The New York Post reports that Malcolm-Jamal Warner, who played Bill Cosby’s son Theo Huxtable on The Cosby Show in the 1980s, is playing the race card in the Cosby sex scandal in an interview Monday on the daytime talk show The Real.
“You look at just how the media is playing this whole thing out and I can’t help but think about Woody Allen, Roman Polanski, Stephen Collins, [it’s] very clear the crimes they’ve committed,” Warner, 45, said...“But there is no one that’s calling for Woody’s movies to be pulled off the air.”
“Roman Polanski is still celebrated,” Warner added. “Stephen Collins’ show still comes on. It’s interesting how it’s very unbalanced.”
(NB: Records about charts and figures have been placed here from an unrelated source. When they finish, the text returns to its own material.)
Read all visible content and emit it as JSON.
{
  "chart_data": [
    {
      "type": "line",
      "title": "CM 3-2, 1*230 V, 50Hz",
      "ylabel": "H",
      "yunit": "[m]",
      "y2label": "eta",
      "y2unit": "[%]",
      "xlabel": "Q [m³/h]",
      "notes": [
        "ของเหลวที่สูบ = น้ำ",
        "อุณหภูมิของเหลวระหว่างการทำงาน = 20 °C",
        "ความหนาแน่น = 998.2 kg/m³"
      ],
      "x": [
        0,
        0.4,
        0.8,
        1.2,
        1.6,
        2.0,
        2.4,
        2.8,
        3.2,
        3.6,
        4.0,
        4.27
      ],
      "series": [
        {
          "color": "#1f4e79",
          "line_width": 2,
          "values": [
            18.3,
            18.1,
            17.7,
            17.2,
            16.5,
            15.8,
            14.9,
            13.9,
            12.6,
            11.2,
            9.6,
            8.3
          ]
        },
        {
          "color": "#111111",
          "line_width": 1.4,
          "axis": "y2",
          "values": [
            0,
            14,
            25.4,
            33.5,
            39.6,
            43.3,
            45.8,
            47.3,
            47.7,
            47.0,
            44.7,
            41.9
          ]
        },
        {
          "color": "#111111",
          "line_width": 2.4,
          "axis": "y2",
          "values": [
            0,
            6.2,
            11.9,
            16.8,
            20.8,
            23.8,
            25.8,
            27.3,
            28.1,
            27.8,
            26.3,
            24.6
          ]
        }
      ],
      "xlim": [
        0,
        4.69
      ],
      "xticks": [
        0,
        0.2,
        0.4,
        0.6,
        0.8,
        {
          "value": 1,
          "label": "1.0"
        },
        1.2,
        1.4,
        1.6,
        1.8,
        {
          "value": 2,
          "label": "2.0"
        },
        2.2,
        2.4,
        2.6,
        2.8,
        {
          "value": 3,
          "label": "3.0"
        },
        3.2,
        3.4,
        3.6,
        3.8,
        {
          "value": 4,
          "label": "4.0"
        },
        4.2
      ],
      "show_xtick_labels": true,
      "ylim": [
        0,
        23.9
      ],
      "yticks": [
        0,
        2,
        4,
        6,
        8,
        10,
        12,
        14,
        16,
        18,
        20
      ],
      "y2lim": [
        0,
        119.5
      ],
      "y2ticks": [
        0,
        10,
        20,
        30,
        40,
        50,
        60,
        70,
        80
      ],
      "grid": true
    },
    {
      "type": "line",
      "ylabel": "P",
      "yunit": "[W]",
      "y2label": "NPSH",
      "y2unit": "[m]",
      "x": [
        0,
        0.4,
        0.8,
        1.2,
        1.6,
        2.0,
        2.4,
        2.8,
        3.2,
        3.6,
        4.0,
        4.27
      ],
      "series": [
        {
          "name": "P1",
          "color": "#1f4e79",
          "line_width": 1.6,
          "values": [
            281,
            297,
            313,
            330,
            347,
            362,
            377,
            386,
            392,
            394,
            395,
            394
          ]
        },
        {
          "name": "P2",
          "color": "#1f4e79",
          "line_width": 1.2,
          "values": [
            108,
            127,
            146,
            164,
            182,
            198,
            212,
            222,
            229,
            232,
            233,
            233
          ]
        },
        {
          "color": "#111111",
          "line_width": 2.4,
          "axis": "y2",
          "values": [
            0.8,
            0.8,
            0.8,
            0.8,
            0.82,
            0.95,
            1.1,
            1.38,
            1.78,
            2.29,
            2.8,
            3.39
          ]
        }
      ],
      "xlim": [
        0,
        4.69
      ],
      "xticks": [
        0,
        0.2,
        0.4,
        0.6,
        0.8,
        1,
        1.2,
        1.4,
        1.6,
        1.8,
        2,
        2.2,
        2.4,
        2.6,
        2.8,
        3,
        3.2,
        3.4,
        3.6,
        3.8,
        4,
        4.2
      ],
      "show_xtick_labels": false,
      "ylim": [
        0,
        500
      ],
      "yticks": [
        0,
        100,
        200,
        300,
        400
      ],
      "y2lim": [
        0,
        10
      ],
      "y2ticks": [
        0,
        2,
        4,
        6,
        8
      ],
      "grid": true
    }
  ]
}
Polanski, who fled America after having sex with a 13-year-old girl in 1977, is still celebrated in Hollywood. Woody Allen's career was not ended when he had an affair with his wife Mia Farrow's adopted daughter Soon-Yi Previn. They married in 1997. The age of those scandals has dulled public reaction. You don't see a lot of Woody movies "on the air," since they're art films, not blockbusters.
Stephen Collins is a better comparison to Cosby, who played a minister father on 7th Heaven from 1996 to 2007. Collins confessed to child molestations in 2014. Despite social-media controversy, the cable network Up TV resumed reruns last summer. Sadly, Warner doesn't sound like an idealist on this matter. It's not really about race. It's about his royalty checks drying up because The Cosby Show has been taken off TV Land and several smaller cable networks.
“It’s literally taken money out of my pocket,” Warner said of the show. “So, I got my own personal feelings about that, because it personally affects me.”